Les scientifiques donnent une estimation assez large de la quantité d’eau qui aurait pu se retrouver ainsi piégée dans Mars : entre 30 et 99 %, mentionne la Nasa.
Pour faire ce constat, les scientifiques se sont servis de données issues de plusieurs missions d’exploration martienne (dont la mission de Curiosity) et de travaux de laboratoire sur des météorites, archivées dans le Planetary Data System de la Nasa. Les chercheurs ont voulu retracer la quantité d’eau (sous ses formes solide, liquide et gazeuse) sur Mars au cours du temps, de même que la composition chimique de l’atmosphère et de la croûte de la planète. Ils se sont tout particulièrement concentrés sur le rapport entre deux éléments, le deutérium et l’hydrogène (D/H). Le premier est un isotope du deuxième.
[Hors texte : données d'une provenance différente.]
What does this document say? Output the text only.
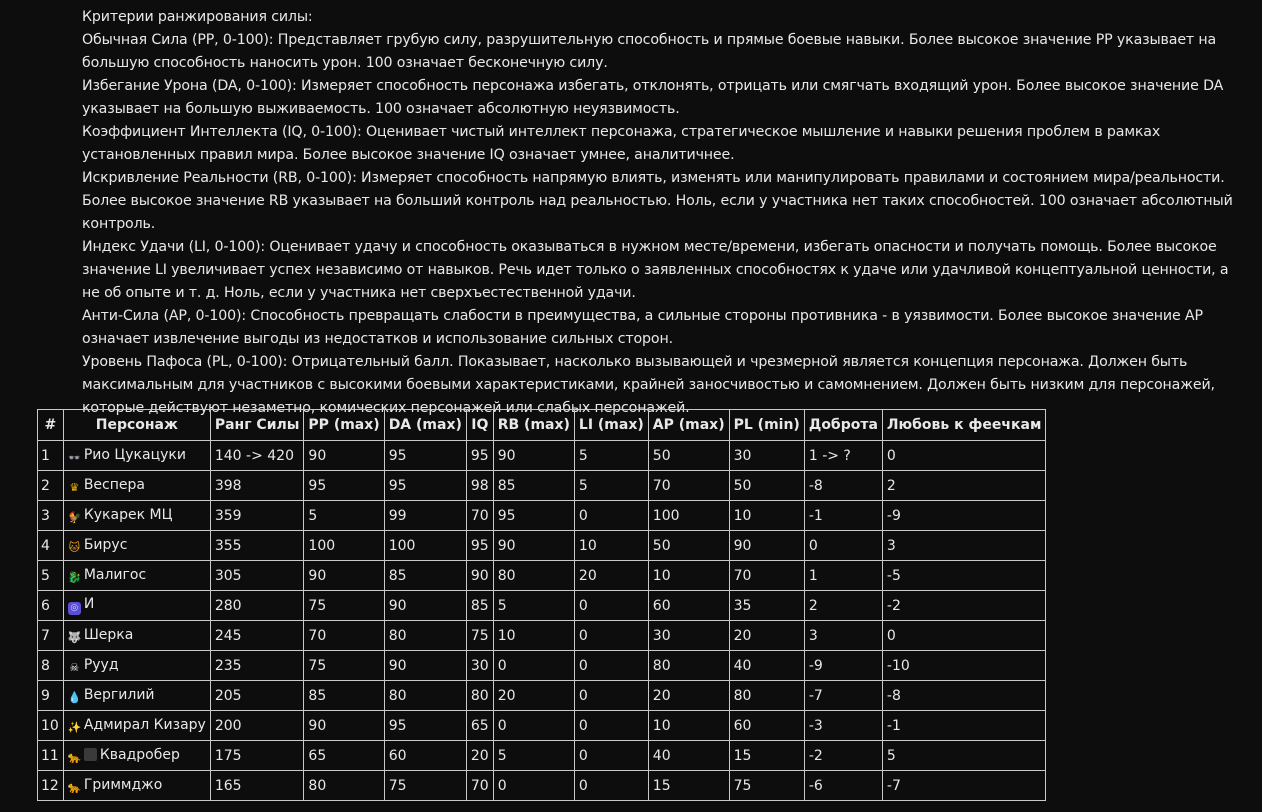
Критерии ранжирования силы:

Обычная Сила (PP, 0-100): Представляет грубую силу, разрушительную способность и прямые боевые навыки. Более высокое значение PP указывает на большую способность наносить урон. 100 означает бесконечную силу.

Избегание Урона (DA, 0-100): Измеряет способность персонажа избегать, отклонять, отрицать или смягчать входящий урон. Более высокое значение DA указывает на большую выживаемость. 100 означает абсолютную неуязвимость.

Коэффициент Интеллекта (IQ, 0-100): Оценивает чистый интеллект персонажа, стратегическое мышление и навыки решения проблем в рамках установленных правил мира. Более высокое значение IQ означает умнее, аналитичнее.

Искривление Реальности (RB, 0-100): Измеряет способность напрямую влиять, изменять или манипулировать правилами и состоянием мира/реальности. Более высокое значение RB указывает на больший контроль над реальностью. Ноль, если у участника нет таких способностей. 100 означает абсолютный контроль.

Индекс Удачи (LI, 0-100): Оценивает удачу и способность оказываться в нужном месте/времени, избегать опасности и получать помощь. Более высокое значение LI увеличивает успех независимо от навыков. Речь идет только о заявленных способностях к удаче или удачливой концептуальной ценности, а не об опыте и т. д. Ноль, если у участника нет сверхъестественной удачи.

Анти-Сила (AP, 0-100): Способность превращать слабости в преимущества, а сильные стороны противника - в уязвимости. Более высокое значение AP означает извлечение выгоды из недостатков и использование сильных сторон.

Уровень Пафоса (PL, 0-100): Отрицательный балл. Показывает, насколько вызывающей и чрезмерной является концепция персонажа. Должен быть максимальным для участников с высокими боевыми характеристиками, крайней заносчивостью и самомнением. Должен быть низким для персонажей, которые действуют незаметно, комических персонажей или слабых персонажей.

#	Персонаж	Ранг Силы	PP (max)	DA (max)	IQ	RB (max)	LI (max)	AP (max)	PL (min)	Доброта	Любовь к феечкам
1	👓 Рио Цукацуки	140 -> 420	90	95	95	90	5	50	30	1 -> ?	0
2	♛ Веспера	398	95	95	98	85	5	70	50	-8	2
3	🐓 Кукарек МЦ	359	5	99	70	95	0	100	10	-1	-9
4	🐱 Бирус	355	100	100	95	90	10	50	90	0	3
5	🐉 Малигос	305	90	85	90	80	20	10	70	1	-5
6	◎ И	280	75	90	85	5	0	60	35	2	-2
7	🐺 Шерка	245	70	80	75	10	0	30	20	3	0
8	☠ Рууд	235	75	90	30	0	0	80	40	-9	-10
9	💧 Вергилий	205	85	80	80	20	0	20	80	-7	-8
10	✨ Адмирал Кизару	200	90	95	65	0	0	10	60	-3	-1
11	🐆 Квадробер	175	65	60	20	5	0	40	15	-2	5
12	🐆 Гриммджо	165	80	75	70	0	0	15	75	-6	-7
Une « altération chimique irréversible »
L’eau est composée d’hydrogène et d’oxygène. Si la plupart des atomes d’hydrogène n’ont qu’un seul proton dans leur noyau, il existe une petite quantité de ces atomes possédant un proton et un neutron. C’est l’un des isotopes de l’hydrogène, qu’on appelle le deutérium. Un isotope est un atome qui a le même nombre d’électrons et de protons, mais un nombre de neutrons différent. La Nasa estime qu’environ 0,02 % des atomes d’hydrogène existent sous la forme du deutérium. Or, ajoute l’agence spatiale, l’hydrogène est plus léger que le deutérium : il peut donc s’échapper plus facilement dans l’espace.
Pour les scientifiques, il y a un hic. « Les modèles de fuite passée de l’hydrogène dans l’espace, calibrés avec les observations du taux de fuite actuel, ne peuvent pas expliquer le rapport isotopique D/H actuel », indiquent-ils. D’où leur hypothèse, qui consiste à intégrer deux mécanismes pour expliquer la perte de l’eau (et le signal D/H observé) : sa fuite dans l’espace et son absorption dans la croûte de Mars. Ainsi, leur travail serait une démonstration du fait que « l’altération chimique irréversible peut augmenter l’aridité des planètes telluriques » (de type terrestre).